The children’s commissioner for England has said that Home-Start makes a significant improvement to people’s parenting ability, and helps them to access services.

In a new report into tackling poverty in the early years the commissioner, Anne Longfield, said their research “shows that with the support of a Home-Start volunteer families experience a significant increase in their ability to parent and meet the needs of their children”.

You can read the new report by the Children’s Commissioner here.

Rob Parkinson, chief executive of Home-Start UK said “early intervention can make a huge difference to a child’s future and a family’s wellbeing. Our own research shows the difference that Home-Start’s work makes, and when we speak to families they tell us how their volunteer has changed their lives. I am really pleased that this has been recognised by the children’s commissioner in her report.”

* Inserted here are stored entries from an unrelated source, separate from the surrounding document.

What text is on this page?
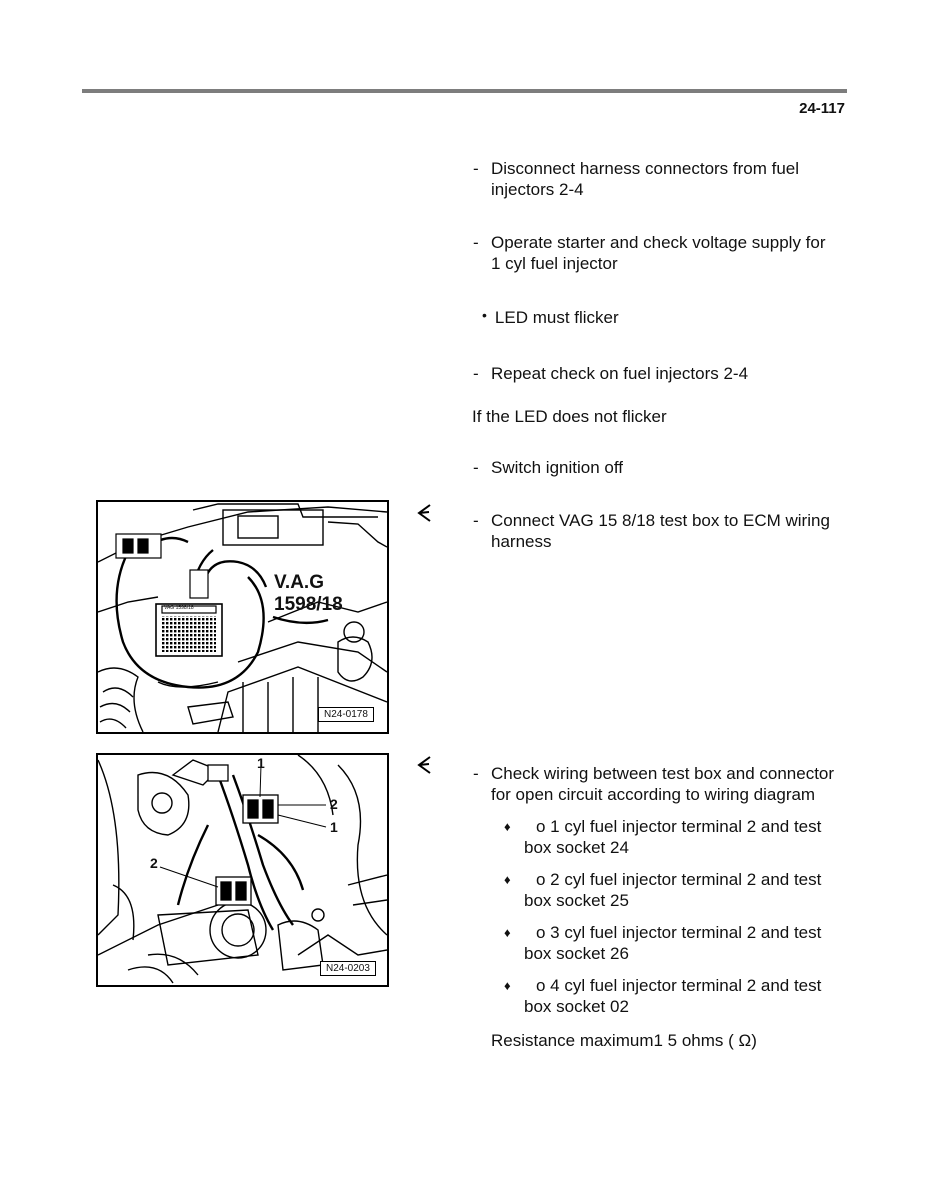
24-117
- Disconnect harness connectors from fuel
injectors 2-4
- Operate starter and check voltage supply for
1 cyl fuel injector
• LED must flicker
- Repeat check on fuel injectors 2-4
If the LED does not flicker
- Switch ignition off
V.A.G 1598/18
VAG 1598/18
N24-0178
- Connect VAG 15 8/18 test box to ECM wiring
harness
1
2
1
2
N24-0203
- Check wiring between test box and connector
for open circuit according to wiring diagram
♦	o 1 cyl fuel injector terminal 2 and test
box socket 24
♦	o 2 cyl fuel injector terminal 2 and test
box socket 25
♦	o 3 cyl fuel injector terminal 2 and test
box socket 26
♦	o 4 cyl fuel injector terminal 2 and test
box socket 02
Resistance maximum1 5 ohms ( Ω)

Home-Start’s own research into the families we support showed that 95% of parents felt more involved in their children’s development and 94% felt better able to manage their children’s behaviour after receiving the support of a home-visiting volunteer.

The children’s commissioner’s report featured the comments of a parent who was being supported by a local Home-Start. The commissioner said “the support has provided her with some respite from the day to day tasks that she was struggling with and has also been an enabling factor in helping her to access early years services which she was nervous of.”

Rob Parkinson added, “Many of the families we support either don’t know what services can help them or they can’t access them. Whether families are living with post-natal depression, isolation or find it difficult to leave the house, identifying and helping families access services is one of the most important roles of a Home-Start volunteer. This is why I am delighted that this has been included in the report.”

The report is called 'Changing The Odds In The Early Years' and Home-Start is mentioned on pages seven and eight.